A CONVERSATION WITH THE CASH BROTHERS
Puremusic: As a guy who played with his brother most of his life, it's interesting to me that a unique facet of your musical partnership is how recently it occurred. Although it's a matter of record, would you tell our readers in your own words about the music you were each into before the Cash Brothers became an act?
Peter Cash: We have two older brothers, Rick and Martin, that turned us on to a lot of music that influenced our writing as we got older. Neil Young, The Byrds, The Flying Burrito Brothers, and you can certainly hear traces of their kind of music in our tunes today.
Andrew Cash: But you're really asking what our previous bands were like, right?
PM: Actually yes, the bands that you both had previously that led up to your current act together.
AC: As Peter was saying, we come from a similar listening background. The 70s West Coast country rock stuff that our brothers were into, and the British music that was influenced by that.
PM: That's interesting, the British music that was influenced by that
AC: Well, sure. Early Rod Stewart, early Elton John. The Rolling Stones were heavily influenced by Gram Parsons and the Flying Burrito Brothers. Even The Beatles, you can hear strands of it in their songs. But then as teenagers we each got into our own thing. My early stuff was more of a post punk/roots kind of thing. The last record I did was more like jangly, guitar based rock.
PM: And one of your records was a Don Dixon production, right?
AC: Yeah, that was a rock/pop record that Don produced down in Charlotte. Rootsy, too, though with some country elements. A lot of what they're calling alt-country now has been around for years, and Peter's band The Skydiggers was very much in that vein.
PC: Right, The Skydiggers sounded more like we do today as The Cash Brothers than Andrew's solo stuff did. The Skydiggers started out acoustic, with emphasis on vocal harmony, which carried on into the act we're now doing.
PM: Though now you've got the DNA factor on your side. A lot of vocal bands would kill for that formula.
AC: Right. Even though harmony was very important in all our earlier records, there is something biological that happens with siblings.
PM: I like The Cash Brothers harmonies very much, there's a lot of savvy to the arranging. It's more Everly-esque, the way the harmony voice is generally below the lead.
AC: It's interesting that you notice that, because that's a defining characteristic of how we do our thing.

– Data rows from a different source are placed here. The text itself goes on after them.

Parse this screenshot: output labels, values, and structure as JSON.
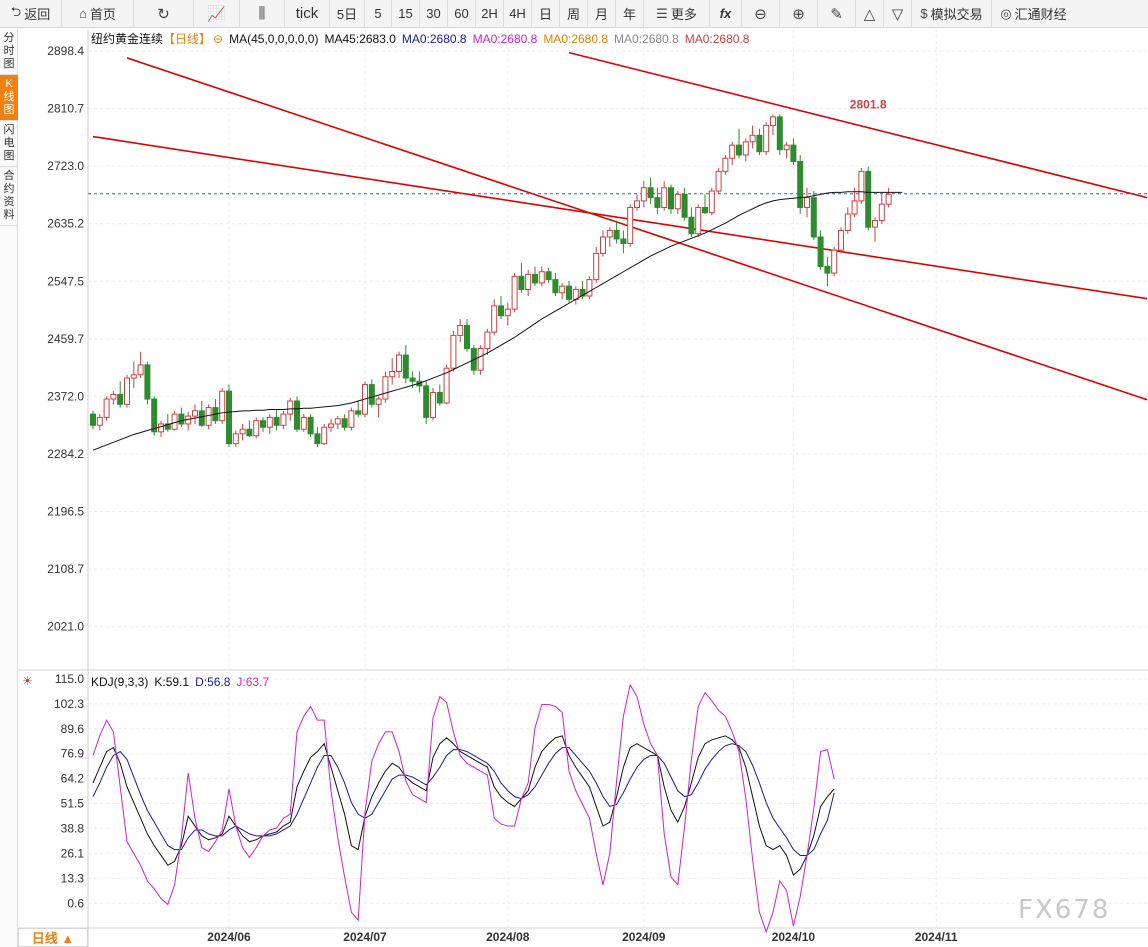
{
  "toolbar": {
    "back": "返回",
    "home": "首页",
    "tick": "tick",
    "periods": [
      "5日",
      "5",
      "15",
      "30",
      "60",
      "2H",
      "4H",
      "日",
      "周",
      "月",
      "年"
    ],
    "more": "更多",
    "fx": "fx",
    "sim_trade": "模拟交易",
    "brand": "汇通财经"
  },
  "side_tabs": [
    "分时图",
    "K线图",
    "闪电图",
    "合约资料"
  ],
  "active_side_tab": 1,
  "legend": {
    "symbol": "纽约黄金连续",
    "period": "【日线】",
    "ma_params": "MA(45,0,0,0,0,0)",
    "ma45": "MA45:2683.0",
    "ma_extra": [
      "MA0:2680.8",
      "MA0:2680.8",
      "MA0:2680.8",
      "MA0:2680.8",
      "MA0:2680.8"
    ]
  },
  "kdj_legend": {
    "name": "KDJ(9,3,3)",
    "k": "K:59.1",
    "d": "D:56.8",
    "j": "J:63.7"
  },
  "period_button": "日线 ▲",
  "watermark": "FX678",
  "colors": {
    "up": "#d04040",
    "down": "#2e8b2e",
    "ma45": "#111111",
    "channel": "#e00000",
    "price_line": "#2a6ab0",
    "kdj_k": "#111111",
    "kdj_d": "#1a1a9e",
    "kdj_j": "#d020d0",
    "ma_extra": [
      "#1a1aa0",
      "#d020d0",
      "#e08000",
      "#888888",
      "#d04040"
    ],
    "accent": "#f08010"
  },
  "chart_data": [
    {
      "type": "candlestick",
      "title": "纽约黄金连续",
      "y_ticks": [
        2898.4,
        2810.7,
        2723.0,
        2635.2,
        2547.5,
        2459.7,
        2372.0,
        2284.2,
        2196.5,
        2108.7,
        2021.0
      ],
      "ylim": [
        1955,
        2932
      ],
      "x_ticks": [
        "2024/06",
        "2024/07",
        "2024/08",
        "2024/09",
        "2024/10",
        "2024/11"
      ],
      "x_tick_index": [
        20,
        40,
        61,
        81,
        103,
        124
      ],
      "current_price": 2680.8,
      "high_label": {
        "index": 111,
        "value": 2801.8,
        "text": "2801.8"
      },
      "ohlc": [
        [
          2345,
          2350,
          2322,
          2328
        ],
        [
          2328,
          2345,
          2320,
          2340
        ],
        [
          2340,
          2372,
          2335,
          2368
        ],
        [
          2368,
          2380,
          2360,
          2375
        ],
        [
          2375,
          2395,
          2355,
          2360
        ],
        [
          2360,
          2405,
          2355,
          2400
        ],
        [
          2400,
          2425,
          2385,
          2405
        ],
        [
          2405,
          2440,
          2400,
          2420
        ],
        [
          2420,
          2425,
          2360,
          2368
        ],
        [
          2368,
          2372,
          2312,
          2318
        ],
        [
          2318,
          2335,
          2310,
          2330
        ],
        [
          2330,
          2345,
          2318,
          2322
        ],
        [
          2322,
          2350,
          2320,
          2345
        ],
        [
          2345,
          2355,
          2325,
          2330
        ],
        [
          2330,
          2348,
          2320,
          2342
        ],
        [
          2342,
          2360,
          2330,
          2350
        ],
        [
          2350,
          2365,
          2325,
          2328
        ],
        [
          2328,
          2360,
          2322,
          2355
        ],
        [
          2355,
          2368,
          2330,
          2335
        ],
        [
          2335,
          2385,
          2330,
          2380
        ],
        [
          2380,
          2390,
          2295,
          2300
        ],
        [
          2300,
          2320,
          2295,
          2315
        ],
        [
          2315,
          2330,
          2305,
          2322
        ],
        [
          2322,
          2335,
          2310,
          2312
        ],
        [
          2312,
          2340,
          2308,
          2335
        ],
        [
          2335,
          2340,
          2318,
          2325
        ],
        [
          2325,
          2345,
          2315,
          2340
        ],
        [
          2340,
          2352,
          2320,
          2328
        ],
        [
          2328,
          2350,
          2322,
          2345
        ],
        [
          2345,
          2370,
          2335,
          2365
        ],
        [
          2365,
          2372,
          2318,
          2322
        ],
        [
          2322,
          2345,
          2318,
          2340
        ],
        [
          2340,
          2345,
          2310,
          2315
        ],
        [
          2315,
          2325,
          2295,
          2300
        ],
        [
          2300,
          2330,
          2298,
          2325
        ],
        [
          2325,
          2338,
          2318,
          2330
        ],
        [
          2330,
          2342,
          2322,
          2338
        ],
        [
          2338,
          2345,
          2320,
          2325
        ],
        [
          2325,
          2355,
          2320,
          2350
        ],
        [
          2350,
          2365,
          2340,
          2345
        ],
        [
          2345,
          2395,
          2340,
          2390
        ],
        [
          2390,
          2398,
          2355,
          2360
        ],
        [
          2360,
          2372,
          2340,
          2368
        ],
        [
          2368,
          2410,
          2362,
          2402
        ],
        [
          2402,
          2430,
          2390,
          2410
        ],
        [
          2410,
          2440,
          2400,
          2435
        ],
        [
          2435,
          2450,
          2392,
          2400
        ],
        [
          2400,
          2410,
          2385,
          2395
        ],
        [
          2395,
          2410,
          2378,
          2388
        ],
        [
          2388,
          2395,
          2330,
          2340
        ],
        [
          2340,
          2385,
          2335,
          2378
        ],
        [
          2378,
          2390,
          2358,
          2362
        ],
        [
          2362,
          2420,
          2360,
          2415
        ],
        [
          2415,
          2472,
          2410,
          2465
        ],
        [
          2465,
          2490,
          2455,
          2480
        ],
        [
          2480,
          2490,
          2440,
          2445
        ],
        [
          2445,
          2450,
          2405,
          2412
        ],
        [
          2412,
          2450,
          2405,
          2445
        ],
        [
          2445,
          2475,
          2435,
          2470
        ],
        [
          2470,
          2520,
          2465,
          2510
        ],
        [
          2510,
          2525,
          2490,
          2495
        ],
        [
          2495,
          2515,
          2480,
          2505
        ],
        [
          2505,
          2560,
          2500,
          2555
        ],
        [
          2555,
          2575,
          2530,
          2535
        ],
        [
          2535,
          2565,
          2525,
          2558
        ],
        [
          2558,
          2570,
          2540,
          2545
        ],
        [
          2545,
          2570,
          2540,
          2562
        ],
        [
          2562,
          2568,
          2545,
          2550
        ],
        [
          2550,
          2560,
          2525,
          2530
        ],
        [
          2530,
          2545,
          2520,
          2540
        ],
        [
          2540,
          2548,
          2515,
          2520
        ],
        [
          2520,
          2540,
          2512,
          2535
        ],
        [
          2535,
          2548,
          2520,
          2525
        ],
        [
          2525,
          2555,
          2520,
          2550
        ],
        [
          2550,
          2600,
          2545,
          2590
        ],
        [
          2590,
          2625,
          2585,
          2615
        ],
        [
          2615,
          2630,
          2600,
          2625
        ],
        [
          2625,
          2640,
          2605,
          2612
        ],
        [
          2612,
          2625,
          2590,
          2605
        ],
        [
          2605,
          2665,
          2600,
          2660
        ],
        [
          2660,
          2680,
          2655,
          2670
        ],
        [
          2670,
          2700,
          2660,
          2690
        ],
        [
          2690,
          2705,
          2665,
          2675
        ],
        [
          2675,
          2690,
          2650,
          2660
        ],
        [
          2660,
          2700,
          2655,
          2690
        ],
        [
          2690,
          2695,
          2650,
          2658
        ],
        [
          2658,
          2685,
          2650,
          2680
        ],
        [
          2680,
          2690,
          2640,
          2645
        ],
        [
          2645,
          2660,
          2615,
          2620
        ],
        [
          2620,
          2665,
          2615,
          2660
        ],
        [
          2660,
          2680,
          2650,
          2652
        ],
        [
          2652,
          2690,
          2648,
          2685
        ],
        [
          2685,
          2720,
          2680,
          2715
        ],
        [
          2715,
          2740,
          2710,
          2735
        ],
        [
          2735,
          2760,
          2725,
          2755
        ],
        [
          2755,
          2780,
          2735,
          2740
        ],
        [
          2740,
          2765,
          2730,
          2760
        ],
        [
          2760,
          2785,
          2750,
          2770
        ],
        [
          2770,
          2780,
          2740,
          2745
        ],
        [
          2745,
          2790,
          2740,
          2785
        ],
        [
          2785,
          2802,
          2770,
          2798
        ],
        [
          2798,
          2802,
          2740,
          2748
        ],
        [
          2748,
          2760,
          2735,
          2755
        ],
        [
          2755,
          2765,
          2725,
          2730
        ],
        [
          2730,
          2740,
          2650,
          2660
        ],
        [
          2660,
          2690,
          2645,
          2675
        ],
        [
          2675,
          2685,
          2610,
          2615
        ],
        [
          2615,
          2625,
          2565,
          2570
        ],
        [
          2570,
          2585,
          2540,
          2560
        ],
        [
          2560,
          2600,
          2555,
          2595
        ],
        [
          2595,
          2630,
          2590,
          2625
        ],
        [
          2625,
          2660,
          2620,
          2650
        ],
        [
          2650,
          2690,
          2645,
          2670
        ],
        [
          2670,
          2720,
          2665,
          2715
        ],
        [
          2715,
          2722,
          2625,
          2630
        ],
        [
          2630,
          2645,
          2608,
          2640
        ],
        [
          2640,
          2680,
          2635,
          2665
        ],
        [
          2665,
          2690,
          2660,
          2680
        ]
      ],
      "ma45": [
        2290,
        2294,
        2298,
        2302,
        2306,
        2310,
        2314,
        2317,
        2320,
        2323,
        2326,
        2329,
        2332,
        2335,
        2337,
        2339,
        2341,
        2343,
        2345,
        2347,
        2348,
        2349,
        2350,
        2350,
        2351,
        2351,
        2352,
        2352,
        2352,
        2353,
        2353,
        2354,
        2354,
        2355,
        2356,
        2357,
        2358,
        2360,
        2362,
        2365,
        2368,
        2371,
        2374,
        2377,
        2380,
        2383,
        2386,
        2389,
        2392,
        2396,
        2400,
        2404,
        2408,
        2413,
        2418,
        2423,
        2428,
        2433,
        2438,
        2444,
        2450,
        2456,
        2462,
        2469,
        2476,
        2483,
        2490,
        2496,
        2502,
        2508,
        2514,
        2520,
        2526,
        2532,
        2538,
        2544,
        2550,
        2556,
        2562,
        2568,
        2574,
        2580,
        2586,
        2591,
        2596,
        2601,
        2605,
        2609,
        2613,
        2617,
        2621,
        2626,
        2631,
        2636,
        2642,
        2648,
        2653,
        2658,
        2663,
        2667,
        2670,
        2672,
        2673,
        2674,
        2675,
        2676,
        2678,
        2680,
        2682,
        2683,
        2683,
        2684,
        2684,
        2684,
        2683,
        2683,
        2683,
        2683,
        2683,
        2683
      ],
      "channel_lines": [
        {
          "from": [
            5,
            2888
          ],
          "to": [
            155,
            2367
          ]
        },
        {
          "from": [
            0,
            2768
          ],
          "to": [
            155,
            2521
          ]
        },
        {
          "from": [
            70,
            2896
          ],
          "to": [
            155,
            2675
          ]
        }
      ]
    },
    {
      "type": "line",
      "title": "KDJ(9,3,3)",
      "y_ticks": [
        115.0,
        102.3,
        89.6,
        76.9,
        64.2,
        51.5,
        38.8,
        26.1,
        13.3,
        0.6
      ],
      "ylim": [
        -12,
        115
      ],
      "series": [
        {
          "name": "K",
          "values": [
            62,
            70,
            78,
            80,
            72,
            60,
            52,
            44,
            36,
            30,
            25,
            20,
            22,
            30,
            45,
            40,
            35,
            33,
            34,
            36,
            45,
            40,
            35,
            32,
            33,
            35,
            36,
            37,
            40,
            42,
            60,
            68,
            75,
            78,
            82,
            70,
            58,
            46,
            30,
            28,
            45,
            55,
            62,
            68,
            72,
            70,
            65,
            62,
            60,
            58,
            75,
            82,
            85,
            82,
            78,
            76,
            74,
            72,
            70,
            60,
            55,
            52,
            50,
            54,
            58,
            70,
            78,
            82,
            85,
            86,
            76,
            70,
            65,
            60,
            50,
            40,
            42,
            55,
            70,
            80,
            82,
            80,
            78,
            76,
            60,
            48,
            42,
            50,
            62,
            75,
            82,
            84,
            85,
            86,
            84,
            80,
            70,
            55,
            40,
            30,
            28,
            30,
            25,
            15,
            18,
            25,
            35,
            50,
            55,
            59
          ]
        },
        {
          "name": "D",
          "values": [
            55,
            62,
            70,
            76,
            78,
            74,
            65,
            56,
            48,
            42,
            36,
            30,
            28,
            28,
            34,
            38,
            38,
            36,
            35,
            35,
            38,
            40,
            38,
            36,
            35,
            35,
            35,
            36,
            38,
            40,
            46,
            54,
            62,
            70,
            76,
            76,
            70,
            62,
            52,
            46,
            44,
            46,
            52,
            58,
            64,
            66,
            66,
            65,
            63,
            61,
            65,
            70,
            76,
            79,
            79,
            78,
            76,
            74,
            72,
            68,
            62,
            58,
            55,
            54,
            56,
            60,
            66,
            72,
            77,
            80,
            80,
            76,
            72,
            68,
            62,
            55,
            50,
            51,
            57,
            64,
            70,
            74,
            76,
            76,
            72,
            65,
            58,
            55,
            56,
            62,
            69,
            74,
            78,
            81,
            82,
            81,
            78,
            71,
            62,
            52,
            44,
            39,
            34,
            28,
            25,
            25,
            28,
            36,
            43,
            57
          ]
        },
        {
          "name": "J",
          "values": [
            76,
            86,
            94,
            88,
            60,
            32,
            26,
            20,
            12,
            8,
            3,
            0,
            10,
            34,
            67,
            44,
            29,
            27,
            32,
            38,
            59,
            40,
            29,
            24,
            29,
            35,
            38,
            39,
            44,
            46,
            88,
            96,
            101,
            94,
            94,
            58,
            34,
            14,
            -4,
            -8,
            47,
            73,
            82,
            88,
            88,
            78,
            63,
            56,
            54,
            52,
            95,
            106,
            103,
            88,
            76,
            72,
            70,
            68,
            66,
            44,
            41,
            40,
            40,
            54,
            62,
            90,
            102,
            102,
            101,
            98,
            68,
            58,
            51,
            44,
            26,
            10,
            26,
            63,
            96,
            112,
            106,
            92,
            82,
            76,
            36,
            14,
            10,
            40,
            74,
            101,
            108,
            104,
            99,
            96,
            88,
            78,
            54,
            23,
            -4,
            -14,
            -4,
            12,
            7,
            -11,
            4,
            25,
            49,
            78,
            79,
            64
          ]
        }
      ]
    }
  ]
}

PM: It darkens and deepens the melody, instead of sweetening it.
AC: Since it's not the approach that comes to you first, you have to be decided on that angle.
PM: I've noticed on radio and in the press, that when people are talking to Gillian Welch and David Rawlings, they're talking about the harmonies, and their unusual and tense arrangement of them, it's a new camp topic. David was saying how being a duo allowed him the freedom to sing the third or the fifth, whichever had the best color for the line. And with you guys, although you do tend to sing the harmony below the lead, it doesn't sound overly Everly.

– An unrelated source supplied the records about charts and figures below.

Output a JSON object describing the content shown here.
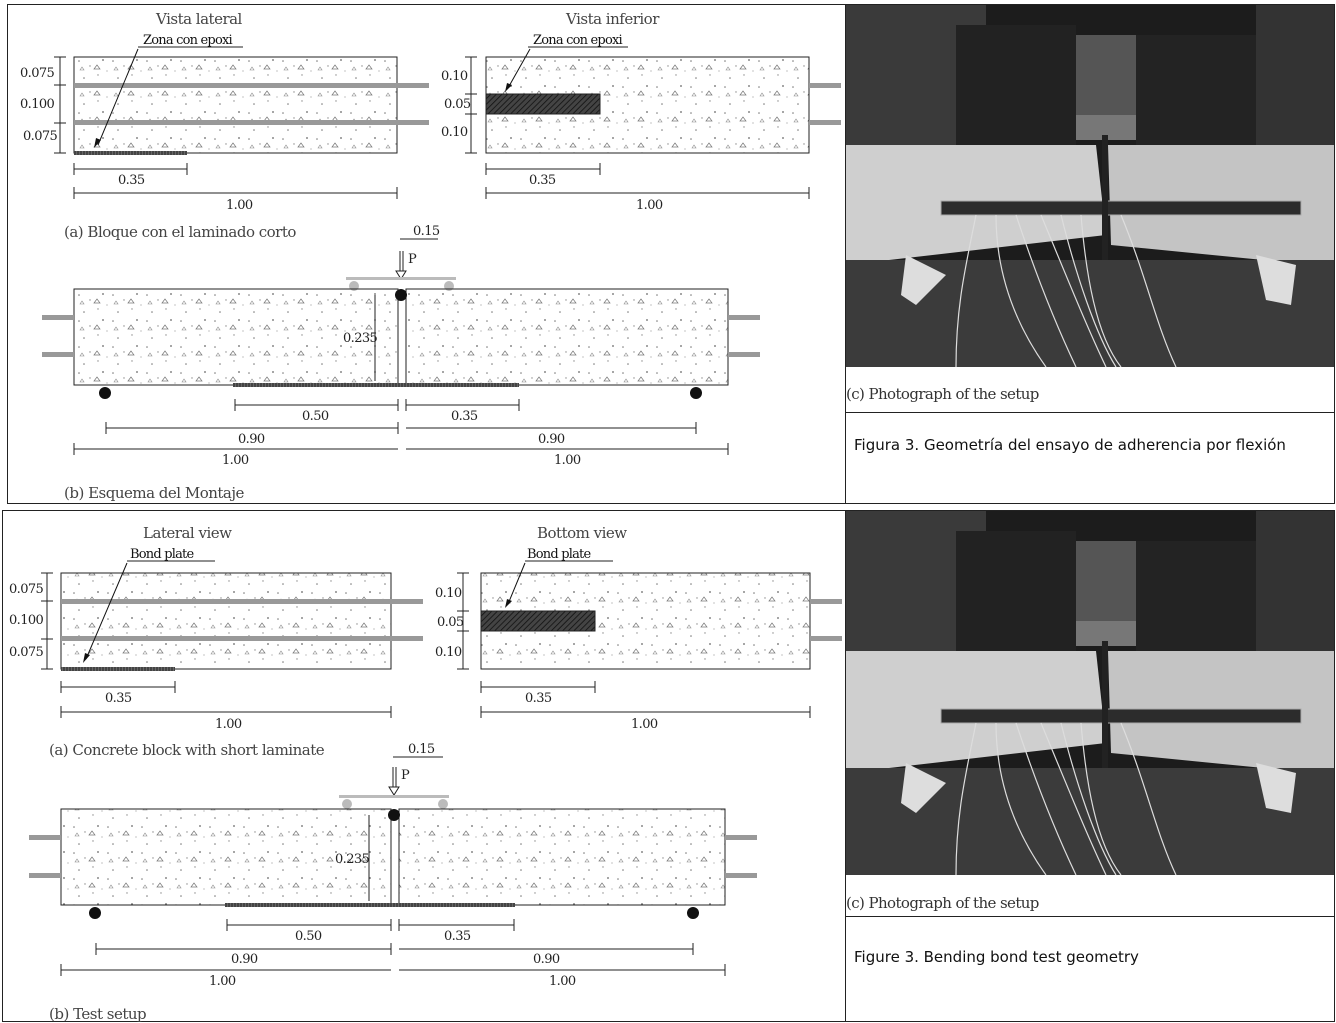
{
  "top": {
    "view_left_title": "Vista lateral",
    "view_right_title": "Vista inferior",
    "epoxy_left": "Zona con epoxi",
    "epoxy_right": "Zona con epoxi",
    "left_dims": [
      "0.075",
      "0.100",
      "0.075"
    ],
    "right_dims": [
      "0.10",
      "0.05",
      "0.10"
    ],
    "dim_035": "0.35",
    "dim_100": "1.00",
    "caption_a": "(a) Bloque con el laminado corto",
    "load_offset": "0.15",
    "load_label": "P",
    "height_label": "0.235",
    "dim_050": "0.50",
    "dim_035b": "0.35",
    "dim_090": "0.90",
    "caption_b": "(b) Esquema del Montaje",
    "photo_caption": "(c) Photograph of the setup",
    "figure_caption": "Figura 3. Geometría del ensayo de adherencia por flexión"
  },
  "bottom": {
    "view_left_title": "Lateral view",
    "view_right_title": "Bottom view",
    "epoxy_left": "Bond plate",
    "epoxy_right": "Bond plate",
    "left_dims": [
      "0.075",
      "0.100",
      "0.075"
    ],
    "right_dims": [
      "0.10",
      "0.05",
      "0.10"
    ],
    "dim_035": "0.35",
    "dim_100": "1.00",
    "caption_a": "(a) Concrete block with short laminate",
    "load_offset": "0.15",
    "load_label": "P",
    "height_label": "0.235",
    "dim_050": "0.50",
    "dim_035b": "0.35",
    "dim_090": "0.90",
    "caption_b": "(b) Test setup",
    "photo_caption": "(c) Photograph of the setup",
    "figure_caption": "Figure 3. Bending bond test geometry"
  },
  "colors": {
    "frame": "#222222",
    "concrete_dots": "#888888",
    "laminate": "#333333",
    "photo_dark": "#1f1f1f",
    "photo_concrete": "#c9c9c9"
  }
}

AC: I like that. And, you know, although people invariably bring up the Everly Brothers for obvious reasons, we never really spent much time listening to them. We probably will now, but didn't back then. I heard "Cathy's Clown" recently, and it really blew me away.
PM: That's a spooky cut. And there's some great acoustic rhythm playing on their records. Adult investigation of those songs, rather than a nostalgic memory of them, it's educational.
AC: It's true. When we were driving in from Atlanta today, the radio was playing a bunch of old Steely Dan songs. I wasn't interested in them in my youth, but I certainly hear how great it is now.
PM: So, Peter's group The Skydiggers did four records, and Andrew did three solo discs and one with Ursula, right?
AC: Yeah, and I had another group, L' Etranger, that put out a few EPs as well. That was my first band.
PM: So, for our readers that either know you already, or that dig the clips on our Listen page, which previous record would each of you recommend most highly?
AC: For me, it would be a '93 record called Hi.